Okullarda yüz yüze telafi ve tamamlama eğitimleri 31 Ağustos Pazartesi günü başlayacak. 3 hafta sürecek ve hemen akabinde 2020-2021 eğitim yılı başlayacak. Her okul farklı düzenleme yapıyor olabilir ancak bu süreçte 5-6 hafta kadar, çocuklar cumartesi günleri de okula gidecek. Telafi ve tamamlama eğitiminin yıl boyunca devam edebileceği de söylendi. Düşünüyorum da, özellikle ilkokul 1, 2 ve 3.sınıftaki çocuklar için yani 9 yaş altı çocuklar için bu kadar yorucu bir programa gerek var mıydı? Uzun süredir psikolojik olarak zorlu bir dönem geçiren ve bence akademik olarak kayıptan ziyade, duygusal ve sosyal olarak kayıp yaşayan 9 yaş altı çocuklarımıza başka bir çare bulunabilir miydi? Mesela; aylardır evde kapalı oyunsuz, arkadaşsız ve hareketsiz kalan, muhtemelen tüm bir yazı da endişeler nedeniyle benzer şekilde geçirecek olan küçük çocuklar, 31 Ağustos itibariyle sınıflara doldurulmak yerine, daha oyun odaklı, hareketin ve açık havanın olduğu, kamp ya da yaz okulu tarzı bir dönüş yapsalardı nasıl olurdu? Çok mu şey kaybederlerdi? Ya da daha anlamlı şeyler mi kazanırlardı? Ya da buna ailelerin tepkisi ne olurdu? Çocukları için mutlu mu olurlardı yoksa “akademik olarak geri kaldı, bu sene hiçbir şey öğrenemedi matematikte” diye endişelenip söylenirler miydi?

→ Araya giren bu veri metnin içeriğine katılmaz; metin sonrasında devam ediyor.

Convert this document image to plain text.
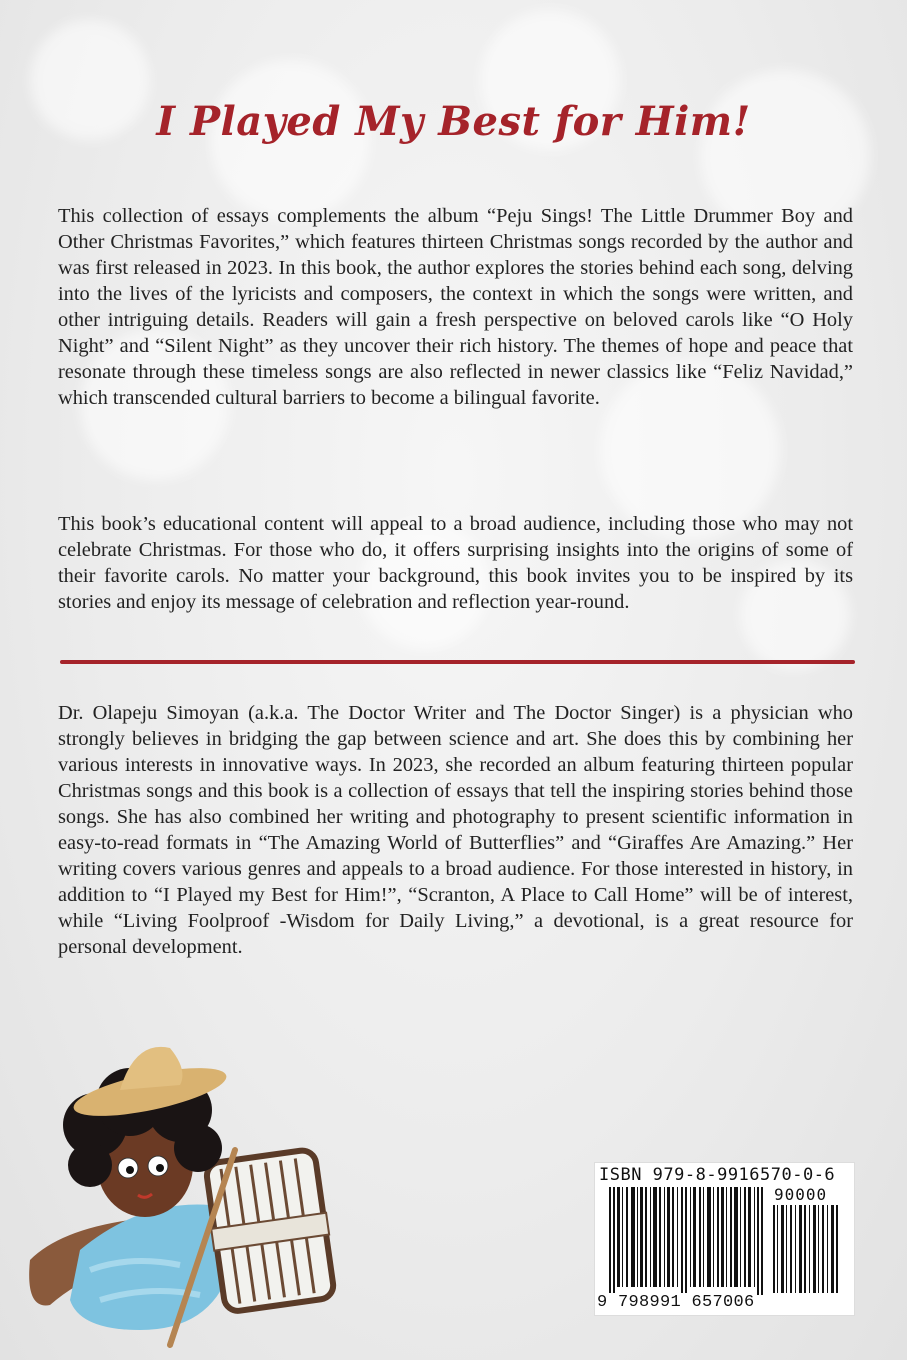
I Played My Best for Him!

This collection of essays complements the album “Peju Sings! The Little Drummer Boy and Other Christmas Favorites,” which features thirteen Christmas songs recorded by the author and was first released in 2023. In this book, the author explores the stories behind each song, delving into the lives of the lyricists and composers, the context in which the songs were written, and other intriguing details. Readers will gain a fresh perspective on beloved carols like “O Holy Night” and “Silent Night” as they uncover their rich history. The themes of hope and peace that resonate through these timeless songs are also reflected in newer classics like “Feliz Navidad,” which transcended cultural barriers to become a bilingual favorite.

This book’s educational content will appeal to a broad audience, including those who may not celebrate Christmas. For those who do, it offers surprising insights into the origins of some of their favorite carols. No matter your background, this book invites you to be inspired by its stories and enjoy its message of celebration and reflection year-round.

Dr. Olapeju Simoyan (a.k.a. The Doctor Writer and The Doctor Singer) is a physician who strongly believes in bridging the gap between science and art. She does this by combining her various interests in innovative ways. In 2023, she recorded an album featuring thirteen popular Christmas songs and this book is a collection of essays that tell the inspiring stories behind those songs. She has also combined her writing and photography to present scientific information in easy-to-read formats in “The Amazing World of Butterflies” and “Giraffes Are Amazing.” Her writing covers various genres and appeals to a broad audience. For those interested in history, in addition to “I Played my Best for Him!”, “Scranton, A Place to Call Home” will be of interest, while “Living Foolproof -Wisdom for Daily Living,” a devotional, is a great resource for personal development.

ISBN 979-8-9916570-0-6
90000
9 798991 657006
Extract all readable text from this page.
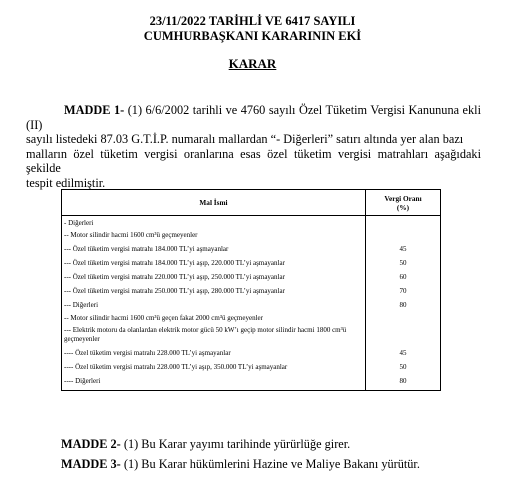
23/11/2022 TARİHLİ VE 6417 SAYILI
CUMHURBAŞKANI KARARININ EKİ
KARAR
MADDE 1- (1) 6/6/2002 tarihli ve 4760 sayılı Özel Tüketim Vergisi Kanununa ekli (II)
sayılı listedeki 87.03 G.T.İ.P. numaralı mallardan “- Diğerleri” satırı altında yer alan bazı
malların özel tüketim vergisi oranlarına esas özel tüketim vergisi matrahları aşağıdaki şekilde
tespit edilmiştir.
Mal İsmi	Vergi Oranı
(%)

- Diğerleri	
-- Motor silindir hacmi 1600 cm³ü geçmeyenler	
--- Özel tüketim vergisi matrahı 184.000 TL’yi aşmayanlar	45
--- Özel tüketim vergisi matrahı 184.000 TL’yi aşıp, 220.000 TL’yi aşmayanlar	50
--- Özel tüketim vergisi matrahı 220.000 TL’yi aşıp, 250.000 TL’yi aşmayanlar	60
--- Özel tüketim vergisi matrahı 250.000 TL’yi aşıp, 280.000 TL’yi aşmayanlar	70
--- Diğerleri	80
-- Motor silindir hacmi 1600 cm³ü geçen fakat 2000 cm³ü geçmeyenler	
--- Elektrik motoru da olanlardan elektrik motor gücü 50 kW’ı geçip motor silindir hacmi 1800 cm³ü geçmeyenler	
---- Özel tüketim vergisi matrahı 228.000 TL’yi aşmayanlar	45
---- Özel tüketim vergisi matrahı 228.000 TL’yi aşıp, 350.000 TL’yi aşmayanlar	50
---- Diğerleri	80
MADDE 2- (1) Bu Karar yayımı tarihinde yürürlüğe girer.
MADDE 3- (1) Bu Karar hükümlerini Hazine ve Maliye Bakanı yürütür.
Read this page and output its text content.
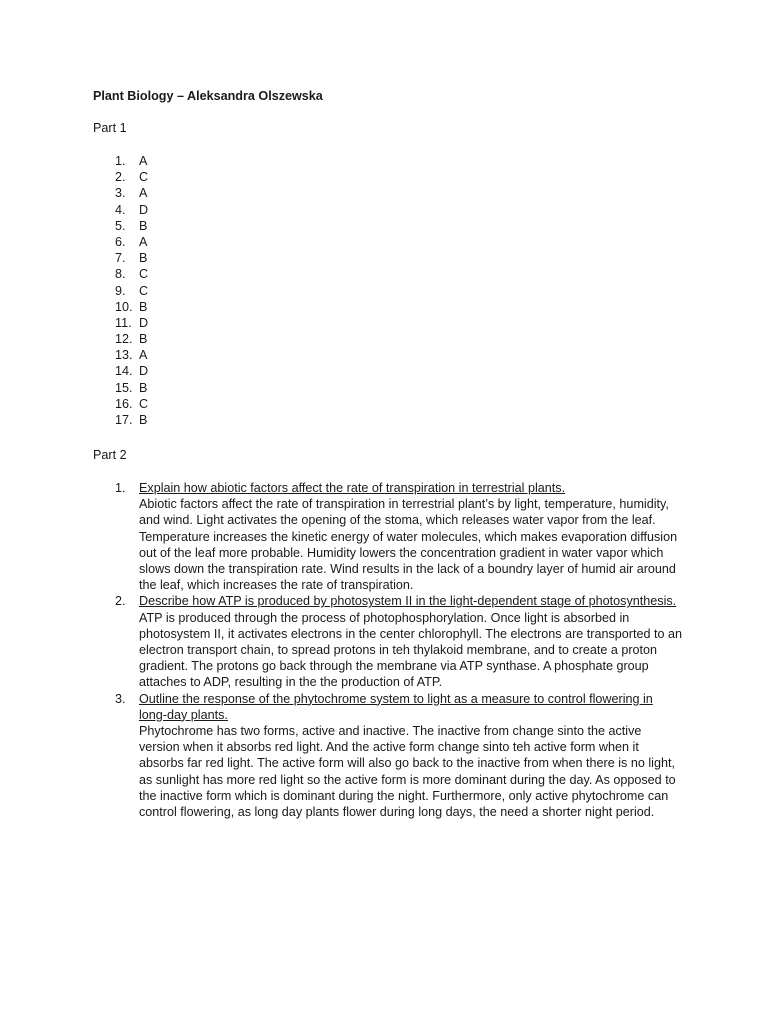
Plant Biology – Aleksandra Olszewska
Part 1
1. A
2. C
3. A
4. D
5. B
6. A
7. B
8. C
9. C
10. B
11. D
12. B
13. A
14. D
15. B
16. C
17. B
Part 2
1. Explain how abiotic factors affect the rate of transpiration in terrestrial plants.
Abiotic factors affect the rate of transpiration in terrestrial plant’s by light, temperature, humidity, and wind. Light activates the opening of the stoma, which releases water vapor from the leaf. Temperature increases the kinetic energy of water molecules, which makes evaporation diffusion out of the leaf more probable. Humidity lowers the concentration gradient in water vapor which slows down the transpiration rate. Wind results in the lack of a boundry layer of humid air around the leaf, which increases the rate of transpiration.
2. Describe how ATP is produced by photosystem II in the light-dependent stage of photosynthesis.
ATP is produced through the process of photophosphorylation. Once light is absorbed in photosystem II, it activates electrons in the center chlorophyll. The electrons are transported to an electron transport chain, to spread protons in teh thylakoid membrane, and to create a proton gradient. The protons go back through the membrane via ATP synthase. A phosphate group attaches to ADP, resulting in the the production of ATP.
3. Outline the response of the phytochrome system to light as a measure to control flowering in long-day plants.
Phytochrome has two forms, active and inactive. The inactive from change sinto the active version when it absorbs red light. And the active form change sinto teh active form when it absorbs far red light. The active form will also go back to the inactive from when there is no light, as sunlight has more red light so the active form is more dominant during the day. As opposed to the inactive form which is dominant during the night. Furthermore, only active phytochrome can control flowering, as long day plants flower during long days, the need a shorter night period.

Gelin hep birlikte düşünelim! Çocuk dostu Sevgili Milli Eğitim Bakanımız da eminim bu konuda şartları zorlayacaktır. Benim önerilerim ise şu şekilde:
– İlkokul 1, 2 ve 3.sınıfların günlük telafi programlarında mümkün olduğunca açık hava olsun. Zaten havalar sıcak olacak. Hem de ikinci dalga söylemleri nedeniyle endişelerimiz biraz olsun azalmış olur.
– Bahçe imkânı olmayan okullar için orman ve park alanları tahsis edilsin. Her ilçe milli eğitim bunu haftalık bazlı programlasın.
– 3 hafta süresince dersler 25 dakika, teneffüsler de 25 dakika olsun.
– Serbest oyun için daha çok zaman olsun.
– Sanat ve beden eğitimi derslerine ağırlık verilsin.
– Çocuklar matematiği, hayat bilgisini sıralarda oturarak değil, oyunun ve yaşamın içinde deneyimlesin.
3 hafta bu şekilde bir değişiklik, akademik olarak hiçbir şey kaybettirmez, tam tersi kazandırır diye düşünüyorum. Kim bilir belki bu geçiş, bundan sonrası için de bir deneme aşaması olur ve eğitimde hep arzuladığımız değişimler yaşlanır.
Yurt dışı uçuşların başlaması ikinci önemli eşik olacak
Ulaştırma Bakanı 10 Haziran’dan itibaren kademeli olarak 40 ülkeye uçuş seferlerini başlatmayı hedeflediklerini söyledi. 1 Haziran’da ‘normalleşme’ adı altında başladığımız yeni hayat şartları nasıl önemli bir eşik ise, yurt dışı uçuşlarının başlaması da bir diğer önemli eşik olacak.
Zira dünya genelinde pek çok ülkede mayıs ayı itibariyle azalan vaka sayıları, haziran ayıyla yeniden artmaya başladı.
Demek ki, normalleşme çok da iyi gitmiyor. O nedenle bireysel inisiyatifimiz çerçevesinde olan seyahatlerde çok dikkatli olmak hatta mümkünse yapmamak gerekli diye düşünüyorum. Biraz daha sabır!